The Democrats are planning on making the cost of fuel the big issue (not the Iraq quagmire) in the Fall.
Seeking to gain advantage on a potent election-year issue, Democrats are promoting ambitious ideas to lower gasoline prices, targeting key voting blocs such as farmers and autoworkers.
Party leaders are requesting that all House and Senate Democrats stage events back home over the Memorial Day recess to signal the start of the summer driving season. The lawmakers will pitch new Democratic proposals to reduce foreign oil imports and expand domestic alternative-energy supplies...
Democrats hope energy will help in Senate races in the biofuel-producing states of Missouri and Montana, as well as in House races across the agricultural Midwest and in commuter districts on both coasts...
Polls show mounting voter concern about high energy costs and the dent they are making in family budgets. A Pew Research Center survey this month showed that respondents ranked high gasoline prices second only to the Iraq war as the most important issue facing the country.
However, the chickenshit Democratic leadership is afraid to focus on the war for fear that the GOP will brand them cowards. Textbook pot calling the kettle black territory.
House and Senate Democrats are promoting separate energy packages.

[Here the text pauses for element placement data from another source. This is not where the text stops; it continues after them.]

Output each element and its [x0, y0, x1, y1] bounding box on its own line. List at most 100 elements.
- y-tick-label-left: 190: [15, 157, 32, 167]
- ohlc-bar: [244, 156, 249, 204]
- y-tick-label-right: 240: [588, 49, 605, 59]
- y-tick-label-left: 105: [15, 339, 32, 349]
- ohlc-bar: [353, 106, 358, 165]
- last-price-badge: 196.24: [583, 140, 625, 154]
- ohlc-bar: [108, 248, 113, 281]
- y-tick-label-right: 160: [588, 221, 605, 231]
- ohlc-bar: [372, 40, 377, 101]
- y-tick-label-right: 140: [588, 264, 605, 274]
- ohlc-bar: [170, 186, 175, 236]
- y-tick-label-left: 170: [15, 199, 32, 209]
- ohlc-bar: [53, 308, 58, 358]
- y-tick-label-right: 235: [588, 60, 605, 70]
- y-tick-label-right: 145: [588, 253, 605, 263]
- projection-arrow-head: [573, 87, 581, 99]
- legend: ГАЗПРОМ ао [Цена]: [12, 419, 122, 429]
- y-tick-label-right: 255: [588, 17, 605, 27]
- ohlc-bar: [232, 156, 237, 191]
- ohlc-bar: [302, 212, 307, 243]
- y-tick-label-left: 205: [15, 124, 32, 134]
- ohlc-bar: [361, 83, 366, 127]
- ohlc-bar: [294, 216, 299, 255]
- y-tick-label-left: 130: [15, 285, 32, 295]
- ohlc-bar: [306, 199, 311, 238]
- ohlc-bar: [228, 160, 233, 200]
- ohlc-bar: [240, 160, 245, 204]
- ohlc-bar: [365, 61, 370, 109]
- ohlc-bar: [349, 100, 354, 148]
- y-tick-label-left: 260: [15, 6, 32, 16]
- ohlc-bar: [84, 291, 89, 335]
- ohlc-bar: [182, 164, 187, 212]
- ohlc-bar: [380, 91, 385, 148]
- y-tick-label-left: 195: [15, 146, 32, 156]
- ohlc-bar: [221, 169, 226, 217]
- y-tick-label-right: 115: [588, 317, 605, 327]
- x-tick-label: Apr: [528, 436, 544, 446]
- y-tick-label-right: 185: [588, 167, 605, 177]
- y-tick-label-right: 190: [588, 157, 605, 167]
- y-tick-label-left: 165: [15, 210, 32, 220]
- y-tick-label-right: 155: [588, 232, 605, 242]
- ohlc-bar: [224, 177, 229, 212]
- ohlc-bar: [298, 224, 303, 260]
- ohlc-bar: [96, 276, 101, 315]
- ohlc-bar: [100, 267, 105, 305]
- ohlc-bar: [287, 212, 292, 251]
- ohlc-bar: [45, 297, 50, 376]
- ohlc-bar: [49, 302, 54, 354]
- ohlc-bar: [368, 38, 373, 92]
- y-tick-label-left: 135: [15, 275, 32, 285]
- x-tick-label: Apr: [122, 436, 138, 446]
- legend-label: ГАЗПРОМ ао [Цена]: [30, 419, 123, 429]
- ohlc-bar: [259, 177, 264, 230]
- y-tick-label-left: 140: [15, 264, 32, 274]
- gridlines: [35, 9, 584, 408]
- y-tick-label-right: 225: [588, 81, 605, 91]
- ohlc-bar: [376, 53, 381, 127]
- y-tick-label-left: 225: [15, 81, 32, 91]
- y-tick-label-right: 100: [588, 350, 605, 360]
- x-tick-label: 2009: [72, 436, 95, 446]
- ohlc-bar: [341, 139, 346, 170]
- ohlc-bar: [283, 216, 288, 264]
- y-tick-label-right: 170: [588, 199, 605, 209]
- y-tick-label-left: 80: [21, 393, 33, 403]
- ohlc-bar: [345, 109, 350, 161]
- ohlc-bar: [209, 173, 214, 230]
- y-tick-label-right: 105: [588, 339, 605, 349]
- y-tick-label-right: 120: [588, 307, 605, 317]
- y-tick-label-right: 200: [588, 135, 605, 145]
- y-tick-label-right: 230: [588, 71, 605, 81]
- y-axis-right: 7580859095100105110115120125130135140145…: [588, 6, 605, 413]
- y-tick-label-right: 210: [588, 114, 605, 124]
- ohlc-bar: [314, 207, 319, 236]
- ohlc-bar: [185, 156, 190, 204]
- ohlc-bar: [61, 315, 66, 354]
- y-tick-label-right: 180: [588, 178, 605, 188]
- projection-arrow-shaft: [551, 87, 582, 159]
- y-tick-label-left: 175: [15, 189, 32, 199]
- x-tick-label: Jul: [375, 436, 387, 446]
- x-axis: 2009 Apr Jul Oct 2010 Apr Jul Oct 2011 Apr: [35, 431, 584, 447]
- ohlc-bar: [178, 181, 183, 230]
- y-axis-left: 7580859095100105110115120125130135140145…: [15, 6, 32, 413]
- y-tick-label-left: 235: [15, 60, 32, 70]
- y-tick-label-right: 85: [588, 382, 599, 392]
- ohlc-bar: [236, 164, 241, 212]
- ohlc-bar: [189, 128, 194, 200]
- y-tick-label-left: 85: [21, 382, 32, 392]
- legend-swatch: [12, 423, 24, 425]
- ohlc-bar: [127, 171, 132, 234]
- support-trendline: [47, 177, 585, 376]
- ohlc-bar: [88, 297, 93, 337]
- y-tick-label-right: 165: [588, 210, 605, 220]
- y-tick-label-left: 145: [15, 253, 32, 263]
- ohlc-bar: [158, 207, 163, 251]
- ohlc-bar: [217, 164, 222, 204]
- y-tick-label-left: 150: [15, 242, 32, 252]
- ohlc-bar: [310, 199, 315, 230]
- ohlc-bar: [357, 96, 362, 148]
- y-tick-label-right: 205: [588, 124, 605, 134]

The differences reflect the challenge of reconciling the many regional interests and biases that influence energy debates in Congress.
The House plan focuses almost exclusively on crop-derived biofuels. "From corn in the Midwest, to soybeans in North Carolina, to sugar beets in Minnesota, we grow the crops that can be converted into the biofuels that power our cars," said House Minority Leader Nancy Pelosi (D-Calif.), when House Democrats announced the plan May 11.
Although narrowly focused, the House plan has a specific audience in mind: conservative rural voters, whom Democrats believe are particularly disgruntled with Republican leadership and for whom high gas prices are a particular burden...
At 352 pages, the Senate package includes benefits for almost every faction of the energy industry. It calls for the expanded use of flexible fuel vehicles, which can run on higher blends of biofuels, and would help local governments and individual gas stations install more biofuel pumps. Oil companies would be required to install the pumps at the gas stations that they own.
Senate Democrats would establish a nationwide renewable energy standard, mandating that 10 percent of electricity come from renewable sources by 2020. To reach that goal, they would subsidize the development of alternative energy technologies, such as wind, solar power and liquefied coal.
Ten percent? By 2020?
Sounds like a whole bunch of nothing.